Establishment of Electronic Notification System

Within two years of the bill's enactment, the Secretary of Health and Human Services will be required to create a standardized electronic format for medical device recall notifications. This system will facilitate quicker and more effective communication regarding device recalls.

Mandatory Content for Notifications

The electronic notification format must include specific mandatory information, which includes:

• Name of the manufacturer or importer
• Contact information and address of the manufacturer or importer
• Reason for the recall
• Details on the specific devices affected
• Unique device identifier information
• Information for healthcare professionals and user facilities regarding the recall
• Patient information, including risks presented by the device and recommended actions

Notification Process

After the Secretary establishes the electronic notification format:

• Manufacturers and importers must submit recall notifications using this electronic format, starting 180 days after the system is implemented.
• The Secretary will conduct an initial review of notifications within two business days and inform the manufacturer of necessary information to be shared with healthcare facilities.
• Following this, the manufacturers or importers must notify healthcare facilities and professionals through the established electronic format.

Public Access to Information

The Secretary will maintain an electronic, publicly accessible database containing recall notification information. This database will allow users to download data pertaining to device recalls.
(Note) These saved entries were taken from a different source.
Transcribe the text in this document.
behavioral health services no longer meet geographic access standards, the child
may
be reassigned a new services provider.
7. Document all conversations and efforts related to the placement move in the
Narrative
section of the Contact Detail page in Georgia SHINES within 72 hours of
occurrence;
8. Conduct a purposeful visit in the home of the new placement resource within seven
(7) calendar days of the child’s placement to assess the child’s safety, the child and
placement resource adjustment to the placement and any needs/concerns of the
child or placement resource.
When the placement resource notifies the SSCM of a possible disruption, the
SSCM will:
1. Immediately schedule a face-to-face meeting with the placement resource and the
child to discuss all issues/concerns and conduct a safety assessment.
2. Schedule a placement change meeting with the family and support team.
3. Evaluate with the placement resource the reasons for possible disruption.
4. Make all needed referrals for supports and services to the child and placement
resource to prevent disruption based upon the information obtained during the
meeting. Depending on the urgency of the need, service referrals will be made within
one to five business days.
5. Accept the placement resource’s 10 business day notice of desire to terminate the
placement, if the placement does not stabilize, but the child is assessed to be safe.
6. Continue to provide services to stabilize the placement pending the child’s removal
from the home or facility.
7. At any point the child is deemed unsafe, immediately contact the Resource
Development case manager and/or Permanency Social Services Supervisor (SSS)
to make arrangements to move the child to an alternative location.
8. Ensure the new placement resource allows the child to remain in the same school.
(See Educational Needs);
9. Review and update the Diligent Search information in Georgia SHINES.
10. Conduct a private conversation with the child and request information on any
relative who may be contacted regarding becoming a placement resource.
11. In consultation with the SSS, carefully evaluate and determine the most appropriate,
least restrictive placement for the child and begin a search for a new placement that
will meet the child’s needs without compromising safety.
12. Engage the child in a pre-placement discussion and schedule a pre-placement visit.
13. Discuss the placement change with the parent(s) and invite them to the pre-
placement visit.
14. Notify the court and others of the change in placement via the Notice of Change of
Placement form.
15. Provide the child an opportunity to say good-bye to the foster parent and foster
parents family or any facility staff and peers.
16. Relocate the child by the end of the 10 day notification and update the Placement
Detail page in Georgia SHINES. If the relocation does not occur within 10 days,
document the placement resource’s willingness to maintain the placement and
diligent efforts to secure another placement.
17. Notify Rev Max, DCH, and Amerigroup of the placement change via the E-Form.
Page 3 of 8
Patient Notification Requirements

Recall strategies must ensure that patients treated with recalled devices are notified. Manufacturers and importers are required to send notifications that detail the risks of the device to healthcare providers, who must then communicate this information to affected patients.

Scope of Affected Devices

This notification requirement applies to specific class I, II, and III devices that are:

• Implanted in the human body
• Life-sustaining
• Life-supporting
• Used significantly in pediatric populations

Funding and Resources

The bill authorizes appropriations of funds for implementation and management over several years, including:

• $6.7 million for fiscal year 2026
• $1.7 million for fiscal year 2027
• $1 million for fiscal years 2028 through 2030

Prohibited Acts

The bill adds penalties for manufacturers or importers that fail to comply with the notification requirements outlined in the new sections related to risk communication and recall notifications.

Relevant Companies

• MDT (Medtronic plc) - A major player in medical devices that could face increased scrutiny and operational changes based on enhanced recall notification requirements.
• BDX (Becton, Dickinson and Company) - With a wide range of medical devices, they will likely need to adapt to the new electronic notification system.
• ABT (Abbott Laboratories) - As a manufacturer of various medical devices, compliance with the new regulations will be crucial for risk management and patient communication.